Sri Lanka is preparing to dispatch a high-level delegation, including senior Treasury officials, to Washington for a crucial round of discussions with US authorities regarding a proposed 12.5 per cent tariff on imports. The talks come amid growing concerns over the potential impact on Sri Lanka’s export sector, particularly the garment industry, which relies heavily on the United States as its largest market.
Negotiations will be challenging
According to industry observers, the negotiations will be challenging and could significantly influence Sri Lanka’s future trade relationship with the US. The outcome will determine whether Sri Lankan exports will face an additional 12.5 per cent duty, a move that could place considerable pressure on exporters already navigating global economic uncertainty.

The US is scheduled to conduct a public hearing on July 7 as part of its review process. Recently, Washington expanded its scrutiny to 60 countries over concerns that they may be importing products manufactured using forced labour. In its latest trade assessment, the US indicated that countries failing to restrict such imports could be subject to the proposed tariff on future exports.
Sri Lanka still has an opportunity
Trade experts believe Sri Lanka still has an opportunity to negotiate a mutually beneficial arrangement that addresses US concerns while safeguarding local export competitiveness. Discussions are expected to focus on measures that could help narrow the trade imbalance between the two countries, including increased purchases of American goods by Sri Lanka.
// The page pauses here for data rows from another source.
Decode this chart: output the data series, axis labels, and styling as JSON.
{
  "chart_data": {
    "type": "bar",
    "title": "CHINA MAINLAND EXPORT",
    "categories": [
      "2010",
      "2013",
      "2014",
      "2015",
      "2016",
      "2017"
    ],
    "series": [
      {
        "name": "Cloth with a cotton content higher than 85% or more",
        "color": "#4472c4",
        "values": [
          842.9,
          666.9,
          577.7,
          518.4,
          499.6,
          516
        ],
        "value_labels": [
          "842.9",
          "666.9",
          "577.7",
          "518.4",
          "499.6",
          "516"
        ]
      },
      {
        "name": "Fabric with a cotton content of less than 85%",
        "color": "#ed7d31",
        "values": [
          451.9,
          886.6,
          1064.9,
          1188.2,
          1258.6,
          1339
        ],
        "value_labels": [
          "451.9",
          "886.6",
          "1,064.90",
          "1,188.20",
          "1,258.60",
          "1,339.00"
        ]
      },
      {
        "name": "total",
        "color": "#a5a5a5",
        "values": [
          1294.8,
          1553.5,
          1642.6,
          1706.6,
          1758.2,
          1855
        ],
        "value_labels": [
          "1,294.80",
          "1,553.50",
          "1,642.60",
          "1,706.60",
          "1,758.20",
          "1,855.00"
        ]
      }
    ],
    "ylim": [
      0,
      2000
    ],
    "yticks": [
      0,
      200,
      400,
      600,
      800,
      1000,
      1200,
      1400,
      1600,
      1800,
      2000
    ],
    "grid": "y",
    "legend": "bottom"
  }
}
One area under consideration is the importation of US cotton, which is generally more expensive than supplies available from other markets. However, industry sources noted that some exporters are willing to explore greater use of US cotton if it results in improved market access and tariff concessions for Sri Lankan products entering the American market.
The Ceylon Chamber of Commerce recently warned that imposing an additional 12.5 per cent tariff on Sri Lankan goods would create an uneven trading environment, as the measure would not apply universally to all countries exporting to the US.
Many Nations are on the negotiation floor
Many nations are currently seeking negotiations with Washington following the introduction of a revised US trade framework. Governments are attempting to secure favourable arrangements to minimize the impact of potential tariffs and maintain access to the American market.
US trade policy has undergone several changes in recent years. President Donald Trump initially imposed tariffs on imports from Canada and Mexico in March 2025 before announcing broader “Liberation Day” tariffs in April that established a 10 per cent baseline duty on most countries, with higher rates applied to selected nations.
Sri Lanka was initially subjected to a proposed tariff rate of 44 per cent, which was later reduced to 30 per cent and subsequently to 20 per cent. However, the reciprocal tariff structure was later struck down by the US Supreme Court in February 2026. Following that ruling, the US introduced a temporary global tariff of 10 per cent under Section 122 of the US Trade Act of 1974, which is set to expire on July 24, 2026.
With the July hearing approaching, Sri Lanka’s upcoming discussions in Washington are expected to play a key role in determining the future of its exports to one of its most important trading partners.